Frequently asked questions

How do I calculate sales tax on a price?

Multiply the pre-tax price by (1 + the tax rate as a decimal). For a $50 item at a 7.5% rate: $50 × 1.075 = $53.75 total. The tax portion is $50 × 0.075 = $3.75.

How do I find the pre-tax price from a total?

Divide the total by (1 + the tax rate as a decimal). If the total is $107.50 at 7.5%, the pre-tax price is $107.50 ÷ 1.075 = $100. The tax was $7.50.

Which states have no sales tax?

Five states have no statewide sales tax: Alaska, Delaware, Montana, New Hampshire, and Oregon. Note that Alaska allows local jurisdictions to charge sales tax, so 'no state sales tax' does not always mean 'no sales tax at the register.'

Is sales tax based on where I live or where I shop?

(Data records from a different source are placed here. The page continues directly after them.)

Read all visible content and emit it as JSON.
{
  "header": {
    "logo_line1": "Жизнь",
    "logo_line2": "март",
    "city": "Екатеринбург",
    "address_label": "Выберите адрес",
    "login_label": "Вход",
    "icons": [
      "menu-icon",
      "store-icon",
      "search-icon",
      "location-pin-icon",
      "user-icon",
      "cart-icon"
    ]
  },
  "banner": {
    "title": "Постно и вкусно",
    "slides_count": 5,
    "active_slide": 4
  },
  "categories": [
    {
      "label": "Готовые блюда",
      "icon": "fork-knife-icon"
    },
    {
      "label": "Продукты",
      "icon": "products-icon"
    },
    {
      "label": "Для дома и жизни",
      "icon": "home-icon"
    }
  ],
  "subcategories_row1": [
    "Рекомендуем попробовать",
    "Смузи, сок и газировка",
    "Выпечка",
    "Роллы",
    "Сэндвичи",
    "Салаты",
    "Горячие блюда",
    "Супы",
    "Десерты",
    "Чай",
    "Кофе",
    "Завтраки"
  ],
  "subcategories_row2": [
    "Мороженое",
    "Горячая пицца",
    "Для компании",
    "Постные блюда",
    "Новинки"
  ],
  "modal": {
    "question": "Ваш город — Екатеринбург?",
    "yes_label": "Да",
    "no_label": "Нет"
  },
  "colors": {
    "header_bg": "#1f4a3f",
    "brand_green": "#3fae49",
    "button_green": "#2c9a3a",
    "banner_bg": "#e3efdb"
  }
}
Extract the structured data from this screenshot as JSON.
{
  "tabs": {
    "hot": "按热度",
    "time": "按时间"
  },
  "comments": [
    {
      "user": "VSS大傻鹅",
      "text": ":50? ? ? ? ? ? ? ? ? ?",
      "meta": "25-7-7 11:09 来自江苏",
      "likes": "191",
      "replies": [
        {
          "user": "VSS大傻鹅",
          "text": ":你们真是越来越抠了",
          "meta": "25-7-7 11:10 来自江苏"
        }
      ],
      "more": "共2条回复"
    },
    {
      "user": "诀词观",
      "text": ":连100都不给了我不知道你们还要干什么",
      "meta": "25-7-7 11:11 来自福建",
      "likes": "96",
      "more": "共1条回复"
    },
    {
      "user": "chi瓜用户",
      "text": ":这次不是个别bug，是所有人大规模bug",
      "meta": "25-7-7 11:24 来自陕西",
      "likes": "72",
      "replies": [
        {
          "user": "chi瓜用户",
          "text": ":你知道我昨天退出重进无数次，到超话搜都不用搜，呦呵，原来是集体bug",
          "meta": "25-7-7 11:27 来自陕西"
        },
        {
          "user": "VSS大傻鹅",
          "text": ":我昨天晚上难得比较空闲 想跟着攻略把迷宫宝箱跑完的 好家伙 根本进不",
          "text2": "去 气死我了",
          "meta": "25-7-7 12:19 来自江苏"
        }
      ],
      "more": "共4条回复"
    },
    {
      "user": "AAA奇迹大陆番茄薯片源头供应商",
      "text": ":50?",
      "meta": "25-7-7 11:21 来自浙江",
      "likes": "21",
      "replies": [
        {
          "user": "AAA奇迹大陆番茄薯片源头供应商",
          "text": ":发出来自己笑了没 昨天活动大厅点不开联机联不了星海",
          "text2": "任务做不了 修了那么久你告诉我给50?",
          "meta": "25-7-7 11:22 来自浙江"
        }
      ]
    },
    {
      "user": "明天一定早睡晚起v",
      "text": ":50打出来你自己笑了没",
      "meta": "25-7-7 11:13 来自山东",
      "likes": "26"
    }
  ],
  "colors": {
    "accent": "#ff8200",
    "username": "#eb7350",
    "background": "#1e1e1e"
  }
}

For in-person purchases, the rate of the store's location applies. For online and mail-order purchases, the rate of the destination address applies — this is what's called destination-based sourcing, and it is the rule in most states post-Wayfair.

Why does my receipt show a different tax amount than the rate would suggest?

Three common causes: (1) some items on the receipt are tax-exempt (groceries, prescriptions, clothing under a threshold), (2) the POS rounded tax line-by-line then summed (small penny differences), or (3) shipping/handling/installation lines were taxed differently than the merchandise.